The wind rose against us as we returned and blew a gale. We took four hours to make a journey that the other way, before the wind, had taken little more than two. Between Brunn and Prague the aeroplane swayed and danced like a kite on its string, and ever and again found an air pocket and dropped a few score feet. But though I am but a moderate sailor, I do not get air-sick; and to sit loose and lax and unafraid, strapped into an open aeroplane, drenched in sweet air, is altogether different from being enclosed in an air omnibus. I had rather be four hours in an open aeroplane in a high wind than two in an automobile on a bad road or one in a Channel steamboat on a rough day.

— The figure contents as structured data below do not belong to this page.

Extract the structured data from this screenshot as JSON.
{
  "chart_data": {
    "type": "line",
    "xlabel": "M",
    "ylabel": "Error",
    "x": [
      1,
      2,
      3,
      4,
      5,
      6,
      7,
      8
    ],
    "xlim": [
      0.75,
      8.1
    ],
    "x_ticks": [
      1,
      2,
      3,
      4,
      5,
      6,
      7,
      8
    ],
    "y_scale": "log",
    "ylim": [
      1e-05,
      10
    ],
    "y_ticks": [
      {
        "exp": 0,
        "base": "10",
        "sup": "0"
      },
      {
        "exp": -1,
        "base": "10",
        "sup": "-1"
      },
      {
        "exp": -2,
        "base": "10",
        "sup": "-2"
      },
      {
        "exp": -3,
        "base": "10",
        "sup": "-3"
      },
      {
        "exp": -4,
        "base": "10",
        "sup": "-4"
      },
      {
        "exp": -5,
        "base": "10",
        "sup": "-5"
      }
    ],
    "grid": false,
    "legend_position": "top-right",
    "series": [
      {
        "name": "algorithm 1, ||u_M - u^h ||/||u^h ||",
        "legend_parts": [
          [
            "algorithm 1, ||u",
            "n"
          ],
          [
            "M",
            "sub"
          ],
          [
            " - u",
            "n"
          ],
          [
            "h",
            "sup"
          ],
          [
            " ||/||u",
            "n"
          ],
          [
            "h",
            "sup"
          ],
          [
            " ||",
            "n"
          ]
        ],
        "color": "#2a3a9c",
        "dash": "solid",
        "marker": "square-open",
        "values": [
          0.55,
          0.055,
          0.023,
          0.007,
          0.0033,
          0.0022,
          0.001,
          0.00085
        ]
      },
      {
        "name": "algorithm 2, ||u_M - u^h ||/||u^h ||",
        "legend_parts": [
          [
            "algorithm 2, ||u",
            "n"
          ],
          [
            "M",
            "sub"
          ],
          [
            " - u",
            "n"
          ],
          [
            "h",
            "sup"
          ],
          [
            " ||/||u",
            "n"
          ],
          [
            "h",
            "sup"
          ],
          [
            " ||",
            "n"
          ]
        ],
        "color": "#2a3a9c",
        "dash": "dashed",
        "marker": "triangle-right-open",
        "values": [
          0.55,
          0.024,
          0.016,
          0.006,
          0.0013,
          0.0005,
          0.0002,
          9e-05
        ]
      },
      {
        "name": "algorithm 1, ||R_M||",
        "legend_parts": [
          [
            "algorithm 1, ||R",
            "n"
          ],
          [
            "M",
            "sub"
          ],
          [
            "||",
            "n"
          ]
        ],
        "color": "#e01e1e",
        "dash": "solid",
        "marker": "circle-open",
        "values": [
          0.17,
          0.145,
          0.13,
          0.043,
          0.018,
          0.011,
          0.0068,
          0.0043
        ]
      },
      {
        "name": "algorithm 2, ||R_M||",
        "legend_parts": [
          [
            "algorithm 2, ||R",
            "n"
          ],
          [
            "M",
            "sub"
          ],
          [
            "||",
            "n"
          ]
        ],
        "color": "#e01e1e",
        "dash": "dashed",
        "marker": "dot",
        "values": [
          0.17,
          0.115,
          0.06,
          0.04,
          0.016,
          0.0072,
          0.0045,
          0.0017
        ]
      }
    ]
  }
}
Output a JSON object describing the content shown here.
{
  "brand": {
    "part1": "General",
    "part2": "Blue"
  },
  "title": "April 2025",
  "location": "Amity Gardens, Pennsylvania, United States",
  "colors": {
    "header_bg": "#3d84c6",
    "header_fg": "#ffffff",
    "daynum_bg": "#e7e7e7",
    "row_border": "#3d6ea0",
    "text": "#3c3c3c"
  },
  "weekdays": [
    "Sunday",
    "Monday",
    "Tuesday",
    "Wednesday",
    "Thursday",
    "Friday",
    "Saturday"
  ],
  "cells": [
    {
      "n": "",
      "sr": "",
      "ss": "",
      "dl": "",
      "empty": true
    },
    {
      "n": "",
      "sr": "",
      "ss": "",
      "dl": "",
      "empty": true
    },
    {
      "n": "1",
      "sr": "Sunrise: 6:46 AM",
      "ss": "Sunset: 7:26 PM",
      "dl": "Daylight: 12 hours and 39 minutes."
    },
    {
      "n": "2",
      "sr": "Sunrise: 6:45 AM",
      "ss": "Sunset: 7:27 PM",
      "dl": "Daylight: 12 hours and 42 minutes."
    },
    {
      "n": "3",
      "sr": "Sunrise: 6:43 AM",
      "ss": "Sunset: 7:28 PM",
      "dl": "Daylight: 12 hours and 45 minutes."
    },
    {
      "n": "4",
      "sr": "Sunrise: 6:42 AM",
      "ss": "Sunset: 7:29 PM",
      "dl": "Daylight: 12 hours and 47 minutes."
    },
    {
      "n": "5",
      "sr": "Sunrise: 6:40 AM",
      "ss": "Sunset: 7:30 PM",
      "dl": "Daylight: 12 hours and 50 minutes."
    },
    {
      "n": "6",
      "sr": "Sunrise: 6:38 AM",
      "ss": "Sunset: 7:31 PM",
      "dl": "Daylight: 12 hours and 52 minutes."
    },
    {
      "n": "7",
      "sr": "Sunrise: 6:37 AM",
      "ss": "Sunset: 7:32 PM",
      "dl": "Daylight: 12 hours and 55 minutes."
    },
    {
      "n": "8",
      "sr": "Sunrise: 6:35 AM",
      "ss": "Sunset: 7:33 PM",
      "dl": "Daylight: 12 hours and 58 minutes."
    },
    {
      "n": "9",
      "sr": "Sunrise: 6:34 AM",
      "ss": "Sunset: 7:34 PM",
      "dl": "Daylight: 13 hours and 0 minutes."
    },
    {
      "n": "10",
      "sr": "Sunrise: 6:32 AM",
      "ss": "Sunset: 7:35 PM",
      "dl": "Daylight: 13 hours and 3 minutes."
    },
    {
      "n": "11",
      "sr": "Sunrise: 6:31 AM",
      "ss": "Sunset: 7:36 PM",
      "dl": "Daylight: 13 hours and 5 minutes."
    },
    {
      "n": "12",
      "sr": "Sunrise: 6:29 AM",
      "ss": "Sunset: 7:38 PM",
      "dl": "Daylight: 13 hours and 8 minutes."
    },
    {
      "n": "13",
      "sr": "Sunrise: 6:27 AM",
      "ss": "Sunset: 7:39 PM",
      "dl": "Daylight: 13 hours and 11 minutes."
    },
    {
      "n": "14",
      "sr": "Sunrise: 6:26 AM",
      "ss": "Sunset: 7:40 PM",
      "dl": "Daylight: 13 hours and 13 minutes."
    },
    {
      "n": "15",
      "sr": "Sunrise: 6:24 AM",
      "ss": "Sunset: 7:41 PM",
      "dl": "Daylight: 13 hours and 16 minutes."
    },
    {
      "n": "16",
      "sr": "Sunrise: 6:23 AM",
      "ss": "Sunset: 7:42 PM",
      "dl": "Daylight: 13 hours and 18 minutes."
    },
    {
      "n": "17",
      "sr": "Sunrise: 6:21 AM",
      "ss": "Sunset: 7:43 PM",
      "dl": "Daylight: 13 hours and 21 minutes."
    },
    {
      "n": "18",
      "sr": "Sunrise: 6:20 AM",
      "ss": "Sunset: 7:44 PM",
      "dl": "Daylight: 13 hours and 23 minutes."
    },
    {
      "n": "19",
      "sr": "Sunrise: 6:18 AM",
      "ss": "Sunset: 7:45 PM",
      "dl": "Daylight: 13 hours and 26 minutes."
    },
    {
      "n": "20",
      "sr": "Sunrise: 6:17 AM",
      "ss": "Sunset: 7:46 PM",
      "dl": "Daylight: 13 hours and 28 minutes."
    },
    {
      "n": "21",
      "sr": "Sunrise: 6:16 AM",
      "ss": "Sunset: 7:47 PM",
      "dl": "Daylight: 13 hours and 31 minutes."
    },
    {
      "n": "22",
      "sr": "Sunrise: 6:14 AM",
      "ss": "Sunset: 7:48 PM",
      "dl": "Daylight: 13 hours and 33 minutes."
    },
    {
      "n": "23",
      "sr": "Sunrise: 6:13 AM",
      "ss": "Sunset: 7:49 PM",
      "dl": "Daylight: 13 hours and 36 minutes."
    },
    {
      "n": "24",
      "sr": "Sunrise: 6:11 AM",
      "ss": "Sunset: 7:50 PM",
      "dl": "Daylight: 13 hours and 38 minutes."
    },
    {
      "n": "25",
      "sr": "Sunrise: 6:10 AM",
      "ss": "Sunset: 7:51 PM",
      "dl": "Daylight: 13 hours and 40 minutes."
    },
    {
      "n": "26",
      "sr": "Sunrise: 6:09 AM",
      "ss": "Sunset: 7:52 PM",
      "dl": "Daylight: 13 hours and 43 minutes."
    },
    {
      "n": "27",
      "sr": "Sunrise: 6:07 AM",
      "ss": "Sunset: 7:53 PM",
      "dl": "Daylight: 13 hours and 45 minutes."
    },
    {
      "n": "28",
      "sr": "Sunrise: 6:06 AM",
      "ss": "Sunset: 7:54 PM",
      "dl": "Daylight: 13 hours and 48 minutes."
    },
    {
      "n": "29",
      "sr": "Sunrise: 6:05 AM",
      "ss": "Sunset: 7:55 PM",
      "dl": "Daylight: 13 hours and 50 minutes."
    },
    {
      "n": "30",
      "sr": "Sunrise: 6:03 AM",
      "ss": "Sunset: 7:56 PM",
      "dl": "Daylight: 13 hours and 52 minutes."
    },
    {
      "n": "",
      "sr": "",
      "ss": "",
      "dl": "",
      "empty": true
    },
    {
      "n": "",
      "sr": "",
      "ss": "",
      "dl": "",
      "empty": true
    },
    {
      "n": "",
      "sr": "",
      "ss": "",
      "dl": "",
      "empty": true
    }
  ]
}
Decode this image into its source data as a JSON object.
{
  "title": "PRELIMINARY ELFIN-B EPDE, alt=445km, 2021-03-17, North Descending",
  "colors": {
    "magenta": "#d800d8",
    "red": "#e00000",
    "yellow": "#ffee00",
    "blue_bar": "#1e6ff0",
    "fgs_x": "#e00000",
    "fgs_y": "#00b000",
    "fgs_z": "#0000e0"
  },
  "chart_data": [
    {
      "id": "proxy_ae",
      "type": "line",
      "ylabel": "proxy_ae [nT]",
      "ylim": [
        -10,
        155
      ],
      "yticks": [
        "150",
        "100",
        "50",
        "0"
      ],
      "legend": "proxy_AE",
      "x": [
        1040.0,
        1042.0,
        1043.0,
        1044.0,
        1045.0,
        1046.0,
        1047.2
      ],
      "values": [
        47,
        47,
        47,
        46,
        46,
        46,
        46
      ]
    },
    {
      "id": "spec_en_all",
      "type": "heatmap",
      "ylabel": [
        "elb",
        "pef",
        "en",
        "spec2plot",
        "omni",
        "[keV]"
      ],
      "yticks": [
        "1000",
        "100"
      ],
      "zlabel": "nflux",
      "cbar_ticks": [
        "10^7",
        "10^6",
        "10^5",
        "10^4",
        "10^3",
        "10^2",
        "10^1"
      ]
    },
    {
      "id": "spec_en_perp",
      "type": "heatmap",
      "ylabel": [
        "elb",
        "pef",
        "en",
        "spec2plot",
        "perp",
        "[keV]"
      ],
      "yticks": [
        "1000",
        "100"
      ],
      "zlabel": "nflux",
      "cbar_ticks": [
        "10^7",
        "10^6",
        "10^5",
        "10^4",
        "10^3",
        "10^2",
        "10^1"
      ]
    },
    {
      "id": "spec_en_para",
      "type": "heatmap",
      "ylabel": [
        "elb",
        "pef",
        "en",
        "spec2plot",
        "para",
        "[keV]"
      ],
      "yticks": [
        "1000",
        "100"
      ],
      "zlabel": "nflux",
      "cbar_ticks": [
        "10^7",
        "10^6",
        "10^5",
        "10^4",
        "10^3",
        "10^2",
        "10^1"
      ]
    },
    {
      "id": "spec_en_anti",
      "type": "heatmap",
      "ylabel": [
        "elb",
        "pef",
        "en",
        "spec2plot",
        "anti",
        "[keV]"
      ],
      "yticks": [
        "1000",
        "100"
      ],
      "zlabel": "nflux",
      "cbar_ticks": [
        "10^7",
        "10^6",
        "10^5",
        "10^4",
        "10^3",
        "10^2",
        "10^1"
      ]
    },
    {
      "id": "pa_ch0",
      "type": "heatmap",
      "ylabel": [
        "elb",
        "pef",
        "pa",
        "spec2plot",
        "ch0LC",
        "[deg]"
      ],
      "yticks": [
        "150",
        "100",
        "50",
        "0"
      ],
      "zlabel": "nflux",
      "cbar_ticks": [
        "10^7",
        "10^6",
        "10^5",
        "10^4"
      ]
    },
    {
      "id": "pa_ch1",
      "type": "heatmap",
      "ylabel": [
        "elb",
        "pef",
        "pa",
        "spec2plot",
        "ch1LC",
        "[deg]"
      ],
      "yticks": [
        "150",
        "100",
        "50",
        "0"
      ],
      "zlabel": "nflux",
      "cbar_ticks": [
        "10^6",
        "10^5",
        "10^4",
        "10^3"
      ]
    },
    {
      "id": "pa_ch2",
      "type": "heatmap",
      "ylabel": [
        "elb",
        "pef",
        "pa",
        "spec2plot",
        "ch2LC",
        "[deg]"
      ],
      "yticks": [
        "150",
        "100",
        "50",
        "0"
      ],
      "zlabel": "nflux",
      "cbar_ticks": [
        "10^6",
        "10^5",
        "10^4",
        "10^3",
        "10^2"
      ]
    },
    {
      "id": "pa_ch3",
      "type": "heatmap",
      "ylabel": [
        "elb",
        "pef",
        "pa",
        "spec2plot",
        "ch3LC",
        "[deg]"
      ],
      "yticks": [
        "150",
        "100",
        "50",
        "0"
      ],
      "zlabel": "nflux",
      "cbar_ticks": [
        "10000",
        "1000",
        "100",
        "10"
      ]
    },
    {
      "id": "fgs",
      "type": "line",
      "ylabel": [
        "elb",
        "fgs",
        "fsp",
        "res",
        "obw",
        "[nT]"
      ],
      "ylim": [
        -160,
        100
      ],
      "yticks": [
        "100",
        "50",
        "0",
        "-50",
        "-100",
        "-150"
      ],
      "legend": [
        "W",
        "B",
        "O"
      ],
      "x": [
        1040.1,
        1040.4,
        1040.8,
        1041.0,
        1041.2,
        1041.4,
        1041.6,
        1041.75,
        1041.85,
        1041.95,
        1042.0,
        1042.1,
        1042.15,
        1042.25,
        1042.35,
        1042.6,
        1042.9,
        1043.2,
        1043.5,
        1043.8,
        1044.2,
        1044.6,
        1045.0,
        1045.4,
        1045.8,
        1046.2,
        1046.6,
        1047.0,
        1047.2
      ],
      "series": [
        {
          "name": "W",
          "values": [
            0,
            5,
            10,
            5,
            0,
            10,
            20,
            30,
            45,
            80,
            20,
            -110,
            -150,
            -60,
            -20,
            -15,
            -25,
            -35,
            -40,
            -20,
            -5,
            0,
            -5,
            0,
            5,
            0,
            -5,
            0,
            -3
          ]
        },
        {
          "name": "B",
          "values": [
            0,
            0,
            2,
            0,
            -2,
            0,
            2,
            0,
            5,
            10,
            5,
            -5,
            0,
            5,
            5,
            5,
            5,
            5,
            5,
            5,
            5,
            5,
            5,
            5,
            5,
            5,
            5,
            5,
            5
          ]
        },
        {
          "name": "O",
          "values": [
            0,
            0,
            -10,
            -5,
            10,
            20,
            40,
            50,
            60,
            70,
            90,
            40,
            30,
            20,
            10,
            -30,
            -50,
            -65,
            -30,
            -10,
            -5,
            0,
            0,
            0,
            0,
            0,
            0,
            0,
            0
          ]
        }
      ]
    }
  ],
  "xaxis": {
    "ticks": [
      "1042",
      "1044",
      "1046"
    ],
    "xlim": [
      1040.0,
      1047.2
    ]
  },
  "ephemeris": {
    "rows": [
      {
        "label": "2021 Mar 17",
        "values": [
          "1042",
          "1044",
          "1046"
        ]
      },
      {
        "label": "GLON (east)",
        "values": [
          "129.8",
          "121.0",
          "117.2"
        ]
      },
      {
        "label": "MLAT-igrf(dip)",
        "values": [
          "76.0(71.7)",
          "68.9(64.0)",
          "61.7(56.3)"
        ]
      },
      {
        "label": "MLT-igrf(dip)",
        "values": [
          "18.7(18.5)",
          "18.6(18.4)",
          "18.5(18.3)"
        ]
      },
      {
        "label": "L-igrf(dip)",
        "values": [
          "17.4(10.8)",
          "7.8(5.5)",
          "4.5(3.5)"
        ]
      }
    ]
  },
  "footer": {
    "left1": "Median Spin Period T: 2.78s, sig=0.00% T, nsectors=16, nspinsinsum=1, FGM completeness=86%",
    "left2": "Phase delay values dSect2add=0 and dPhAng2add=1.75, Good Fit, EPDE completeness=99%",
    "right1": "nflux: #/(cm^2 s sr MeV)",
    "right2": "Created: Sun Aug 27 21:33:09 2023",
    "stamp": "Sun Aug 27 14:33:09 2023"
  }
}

Those two flights in Slovakia are among the very happiest experiences I have ever had in my life. And it irks me to think that, because of the incoherent muddle of human affairs, things go so slowly that I shall probably never be able to go round the world in the same delightful fashion, and fly over the deserts of Arabia and the plains of India, and down the gorges of the Yang-tse-Kiang. All these things I might do in a saner world. The places exist, the discoveries have been made, but a magic net of rivalries, obstructions, and vile preoccupations, delays the consummation of these bright possibilities. A happier generation will have all these pleasures within its reach. Such an aeroplane as the one I flew in need not cost more than a Ford car, even now, and it is almost as easy to fly as it is to drive an automobile.
But, of course, all such things must wait, and civilisation must wait, until M. Poincaré has collected the claims of France upon Germany or smashed up Europe. It is so much more important, you understand, to collect these legendary, impossible debts, that one little scrap of Europe has figured up against another little scrap of Europe, than to get on with living. The Germans must not be allowed to develop their air services; that would never do for the politicians; and, indeed, every European country must do all it can to restrain the air development of every other country. We must all get in each other's way; that is the "common sense" of national "policy." Why else are we all boxed up in little separate sovereign States? And so you and I, Dear Reader, will never get more than such brief samples and intimations of the happiness we might have in the air, and most people now alive in the world will never get to flying at all. They will die and never know. They will grub along the earth's surface and die with this great delight almost within their reach, taunting them by its humming passage across their sky.